İdris Küçükömer, “Düzenin Yabancılaşması” adlı kitabında: Türkiye’nin “solcu”ları gericidir. Üretim güçlerinin gelişmesinden yana değillerdir, tek merkezli, yukarıdan aşağı otoriter bir örgütlenmenin savunucusudurlar.

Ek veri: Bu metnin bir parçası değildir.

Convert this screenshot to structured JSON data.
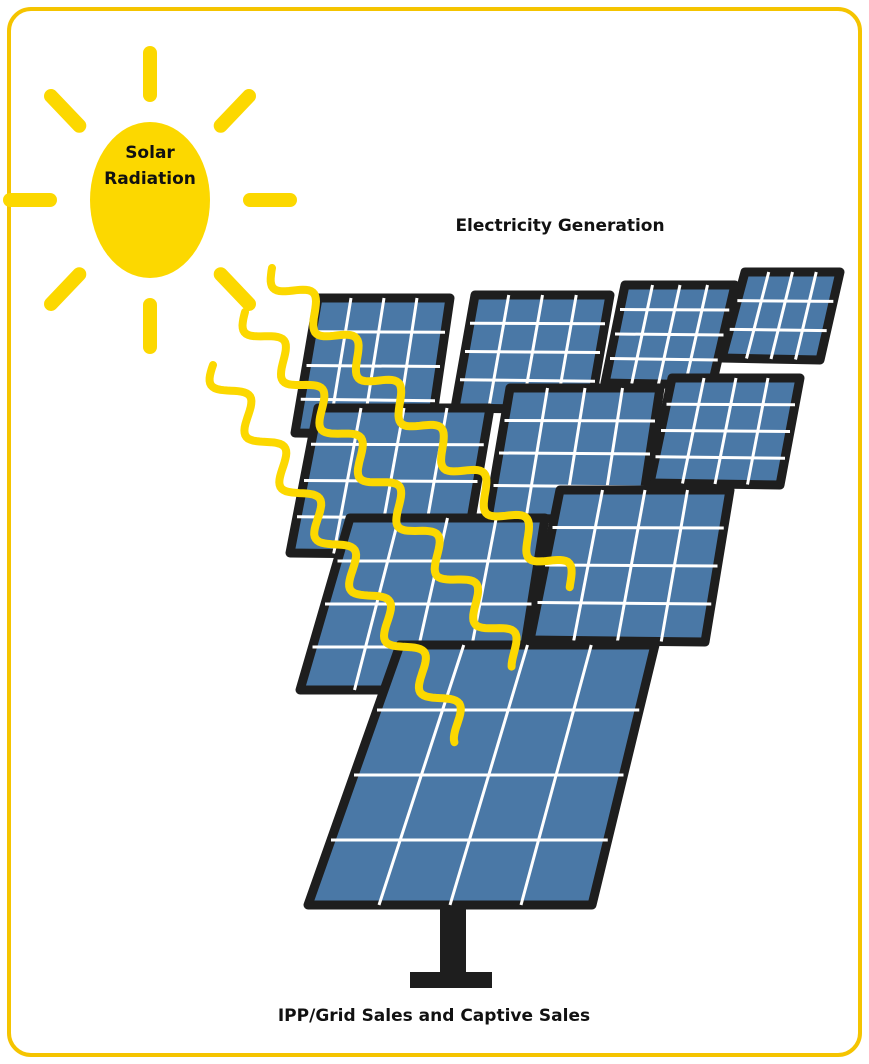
{
  "nodes": [
    {
      "label": "Solar Radiation"
    },
    {
      "label": "Electricity Generation"
    },
    {
      "label": "IPP/Grid Sales and Captive Sales"
    }
  ]
}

Halkı yönetilecek sürü olarak görürler.( Batlılaşma ve Düzenin Yabancılaşması Profil Yayıncılık)
Küçükömer Abdülhamid ve İttihat Terakki Cemiyeti’nden söz ederken Abdülhamid’i bir denge taktikçisi olarak görür özellikle Batıcı bürokrat Jön Türklere karşı. Çünkü Abdülhamid imzaladığı Muharrem Kararnamesi ile gelen Düyun-u Umumiye emperyalizmin koşulları içinde, bürokrat Batılılaşma olaylarının ekonomide yarattığı kaçınılmaz bir sonuçtur, diyor.
John Haslip, İttihat ve Terakki Komitesi’nden söz ederken şöyle yazıyor: Her ne kadar komitenin başındakiler ekseriyette Yahudi ve Arnavut asıllı kimseler idiyseler de, Resne ve Manastır kışlalarında “Türkiye Türkler içindir” parolası dillerde dolaşıyordu.
Yine 1908’in hemen sonrası için: “Türkiye Türkler içindir”, “boyunduruktan kurtulalım!” sloganlarıyla iktidara gelmiş olanlar (ittihatçılar), şimdi imparatorluğu yeniden teşkilatlandırmak için tekrar yabancılardan ibaret bir heyeti davete mecbur olmuşlardı. Bu surette maliyede bir Fransız, gümrüklerde bir İngiliz bulunuyordu. Bir başka İngiliz de uzun zamandan beri ihmal edilmiş olan deniz kuvvetlerini ıslaha memur edilmişti… Ticaret odasında bir Alman, Jandarma teşkilatında da bir İtalyan çalışıyordu.
Batılılaşma hareketlerini yürütenler, mülkiyet- sınıf meselelerini, iktidar ve sınıf ilişkilerini, bunun organik bağlantılarını dikkate almıyorlardı. Bürokratik Jön Türk hareketine dahil olanların Sultan Abdülhamid’e karşı Paris’te 1902 yılında yaptıkları kongre son derece önemlidir.Bu toplantı Osmanlı toplumunda artık iyice beliren ikileşmenin, daha doğrusu Batıcı bürokratlar ile onlara karşı olan İslamcı-Doğucu halk cephesine dayanılarak farklılaşma eğiliminin çekirdeğini ortaya çıkarmıştır. Ve bugüne kadar gelen üstyapıdaki, temele indirilemeyen kavga ile yaratılan fasit daireyi biçimlendirmiştir. 1902 Kongresinde hedef a) Abdülhamid’i devirmek ve b) sonra nasıl hareket edileceğini kararlaştırmaktı.
Farklı görüşe sahip olan Jön Türkler, iki gruba ayrıldı. Milliyetçi bürokratlar, Osmanlı Terakki ve İttihat Cemiyeti’ni kurdular. Diğerleri ise; teşebbüsü Şahsi ve Adem-i Merkeziyet Cemiyeti’ni kurdular. Söz konusu ayrılık için Profesör Tarık Zafer Tunaya şöyle demektedir:”Ve bu ayrılık- yahut muhalefet- 1908 kapısından girecek, fırkalar teşkil edecek, bütün bir imparatorluğun insanlarının iki hasım kampa bölecek tohumlarını serpecektir.
Toplumun ne denli ayrıştığını daha yakın tarihimizden örnekleyelim. 1960 askeri darbesini solcular alkışlarken muhafazakâr kesim tasvip etmiyordu. 1982 Askeri darbesi sağdan soldan insanları biçerken bu kez sol kesim karşı çıkmış muhafazakâr kesim sessiz kalmıştır. Abdullah Gül Cumhurbaşkanı adayı olduğunda seçilmemesi için 367 garabetini solcular tatbik etmişti. 17-25 aralık polis ve yargının darbe teşebbüsünü solcular destekledi. Gezi olayları, FETÖ’nün medya ve bankalarına devletçe el konduğunda yine solcular karşı çıkmıştı. 15 Temmuz darbesine tiyatro diyenler yine solcular olmuştur.Nisan E muhtırası solculardan destek gördü. Örnekleri çoğaltabiliriz ama gerek yok. Anlayana bu kadarı yeter.